Digital fashion: 3D virtual fitting and printing your own dress

Sep 14

Integrating new technologies into retailing is not just about e-commerce and RFID tagging to smooth inventory flow. Recent developments suggest increasing use of tracking technology and high-powered graphics chips to obviate the need to try anything on, and 3D printing combined with liquid fabric to even obviate the need for factories.

This month Isetan Shinjuku is testing a new type of 3D printer that prints fabric. Created by Electroloom, a San Francisco-based firm, the printer can print a seamless, ready-to-wear skirt or top without any additional sewing required. It uses a ‘liquid fabric’ made from a mix of cotton and polyester, which is blasted against a mould.

While Electroloom is in early development, in future the company hopes to collaborate with retailers to allow customers to custom design their own clothes from templates. Isetan, which collaborated on a recent conference around the subject of digital fashion, hopes to increase integration with digital technologies in the future and has set up a team to look at promising projects. This type of instant fashion is ideal for a high density, fashion forward market like Japan.

Another example also shown off in Isetan Shinjuku from late August is a device called MemoryMirrors. The mirrors are a new version of virtual fitting rooms that have begun to proliferate across Japanese fashion stores in the last year. Customers can try an outfit on and get a 360 degree view as well as try different colours and patterns all with a click on the controller – it can even allow the user to compare several styles and colours side by side on the screen. Since the customer can also see the back, the technology is said to improve on traditional mirrors.
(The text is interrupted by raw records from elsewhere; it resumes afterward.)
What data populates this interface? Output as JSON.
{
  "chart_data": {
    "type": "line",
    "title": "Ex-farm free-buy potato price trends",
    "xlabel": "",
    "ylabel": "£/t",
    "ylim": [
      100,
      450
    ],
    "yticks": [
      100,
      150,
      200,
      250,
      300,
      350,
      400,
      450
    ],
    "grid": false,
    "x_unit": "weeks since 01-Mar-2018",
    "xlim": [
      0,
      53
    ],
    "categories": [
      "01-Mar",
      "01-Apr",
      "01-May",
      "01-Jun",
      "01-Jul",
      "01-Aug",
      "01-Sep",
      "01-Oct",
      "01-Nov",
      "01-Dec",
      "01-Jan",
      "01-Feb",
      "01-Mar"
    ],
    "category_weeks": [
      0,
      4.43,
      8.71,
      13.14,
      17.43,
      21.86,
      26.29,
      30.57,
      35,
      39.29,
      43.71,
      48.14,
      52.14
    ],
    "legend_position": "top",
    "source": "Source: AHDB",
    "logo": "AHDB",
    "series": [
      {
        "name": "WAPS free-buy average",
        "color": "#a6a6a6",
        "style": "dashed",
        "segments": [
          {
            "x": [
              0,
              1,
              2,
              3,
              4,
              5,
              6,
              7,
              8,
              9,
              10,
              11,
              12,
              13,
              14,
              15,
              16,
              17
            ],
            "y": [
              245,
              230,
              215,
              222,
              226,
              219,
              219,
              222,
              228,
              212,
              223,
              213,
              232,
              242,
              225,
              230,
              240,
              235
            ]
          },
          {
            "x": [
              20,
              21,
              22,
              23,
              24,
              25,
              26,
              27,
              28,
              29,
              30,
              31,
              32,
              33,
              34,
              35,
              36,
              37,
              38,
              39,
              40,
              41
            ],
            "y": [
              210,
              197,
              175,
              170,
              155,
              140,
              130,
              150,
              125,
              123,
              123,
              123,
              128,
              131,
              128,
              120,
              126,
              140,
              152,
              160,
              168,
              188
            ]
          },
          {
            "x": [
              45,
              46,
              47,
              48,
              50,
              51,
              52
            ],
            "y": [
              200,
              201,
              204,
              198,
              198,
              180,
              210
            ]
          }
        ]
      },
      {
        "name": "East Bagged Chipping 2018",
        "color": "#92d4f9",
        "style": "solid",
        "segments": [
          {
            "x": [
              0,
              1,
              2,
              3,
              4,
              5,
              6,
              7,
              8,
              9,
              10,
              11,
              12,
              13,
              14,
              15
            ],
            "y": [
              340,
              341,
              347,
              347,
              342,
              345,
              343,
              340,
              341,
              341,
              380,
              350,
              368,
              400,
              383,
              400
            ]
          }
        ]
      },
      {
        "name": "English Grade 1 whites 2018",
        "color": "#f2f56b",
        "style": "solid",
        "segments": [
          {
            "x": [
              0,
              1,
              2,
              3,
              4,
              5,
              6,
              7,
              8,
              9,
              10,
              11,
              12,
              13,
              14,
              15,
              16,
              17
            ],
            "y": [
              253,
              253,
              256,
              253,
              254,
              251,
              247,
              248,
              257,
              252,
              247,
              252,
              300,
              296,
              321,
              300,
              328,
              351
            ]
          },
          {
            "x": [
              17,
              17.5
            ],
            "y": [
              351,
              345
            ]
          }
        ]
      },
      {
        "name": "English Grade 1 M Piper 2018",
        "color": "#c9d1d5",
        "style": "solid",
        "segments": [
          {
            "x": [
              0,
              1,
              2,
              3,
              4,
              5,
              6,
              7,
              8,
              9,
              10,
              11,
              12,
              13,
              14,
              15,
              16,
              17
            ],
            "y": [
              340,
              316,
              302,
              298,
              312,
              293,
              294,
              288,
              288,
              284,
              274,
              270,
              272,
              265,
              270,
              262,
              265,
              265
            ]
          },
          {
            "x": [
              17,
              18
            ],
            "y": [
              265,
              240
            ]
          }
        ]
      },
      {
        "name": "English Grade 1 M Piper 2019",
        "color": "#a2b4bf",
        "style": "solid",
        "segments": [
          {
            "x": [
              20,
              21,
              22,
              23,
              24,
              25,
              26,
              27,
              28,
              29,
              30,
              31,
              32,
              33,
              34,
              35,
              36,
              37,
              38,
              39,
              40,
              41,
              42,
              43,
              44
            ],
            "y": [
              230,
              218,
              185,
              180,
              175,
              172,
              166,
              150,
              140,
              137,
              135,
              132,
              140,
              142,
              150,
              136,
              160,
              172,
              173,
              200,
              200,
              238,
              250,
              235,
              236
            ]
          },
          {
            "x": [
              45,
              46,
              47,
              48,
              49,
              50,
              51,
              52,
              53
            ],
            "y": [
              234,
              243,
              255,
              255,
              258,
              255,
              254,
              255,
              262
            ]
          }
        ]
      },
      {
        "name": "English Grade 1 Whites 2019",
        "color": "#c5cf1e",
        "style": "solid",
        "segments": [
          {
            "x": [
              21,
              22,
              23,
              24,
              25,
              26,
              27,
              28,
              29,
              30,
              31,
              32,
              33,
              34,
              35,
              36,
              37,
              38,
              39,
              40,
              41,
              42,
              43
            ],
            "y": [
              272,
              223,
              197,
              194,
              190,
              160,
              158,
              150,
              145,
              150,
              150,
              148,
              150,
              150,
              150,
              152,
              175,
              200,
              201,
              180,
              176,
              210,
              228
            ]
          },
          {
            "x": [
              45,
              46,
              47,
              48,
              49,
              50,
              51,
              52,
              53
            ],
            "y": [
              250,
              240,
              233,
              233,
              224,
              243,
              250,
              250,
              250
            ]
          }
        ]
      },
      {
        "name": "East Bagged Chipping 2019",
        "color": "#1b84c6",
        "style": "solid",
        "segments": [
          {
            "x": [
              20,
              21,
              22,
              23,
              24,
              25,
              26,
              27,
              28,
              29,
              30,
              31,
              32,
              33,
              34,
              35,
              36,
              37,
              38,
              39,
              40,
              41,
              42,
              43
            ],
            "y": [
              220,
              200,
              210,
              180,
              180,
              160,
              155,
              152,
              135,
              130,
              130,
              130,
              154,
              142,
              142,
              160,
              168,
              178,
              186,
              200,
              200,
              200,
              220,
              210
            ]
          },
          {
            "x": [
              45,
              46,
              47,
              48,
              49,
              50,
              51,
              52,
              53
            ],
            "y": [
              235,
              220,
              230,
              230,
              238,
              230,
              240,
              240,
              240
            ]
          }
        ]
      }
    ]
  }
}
The developer, Memomi, claims the big difference between MemoryMirrors and other virtual fitting rooms is the use of tracking technology that makes it appear as if the outfit is actually being worn rather than just superimposed on the customer. Even the wrinkles and folds created by the user’s movement are realistic. Users can share photos of their outfits as well as receive mix and match recommendations from the store based on what they tried on. Isetan says it is now considering trialling the service across its entire chain following an announcement that Neiman Marcus has installed devices in three stores in the USA.

Meanwhile, Sogo Seibu is working with Toppan Printing to introduce its own virtual fitting service into stores. It started last month with a focus on cashmere knitwear for which it offers 28 colour ways. Rather than trying on each colour, customers can simply click on the screen to see how they look in different colours. The displays have been installed in five Sogo Seibu stores.

Automated tracking of customers by age and gender

A start up in Tokyo called Abeja (www.abeja.asia) is developing what it calls “Google Analytics for retailers”, making it possible to track visitors at stores by age and gender.

Abeja, whose investors include NTT Docomo, uses face recognition software and cameras placed around the store to not only track the age and gender of visitors – a technology seen most recently in sci-fi movies – but also to create heat maps that show where visitors spend the most time in stores, and of course analysing this data by age and gender.

Digital signage in the store can also be linked to the data in realtime to display personalised ads suited to different segments.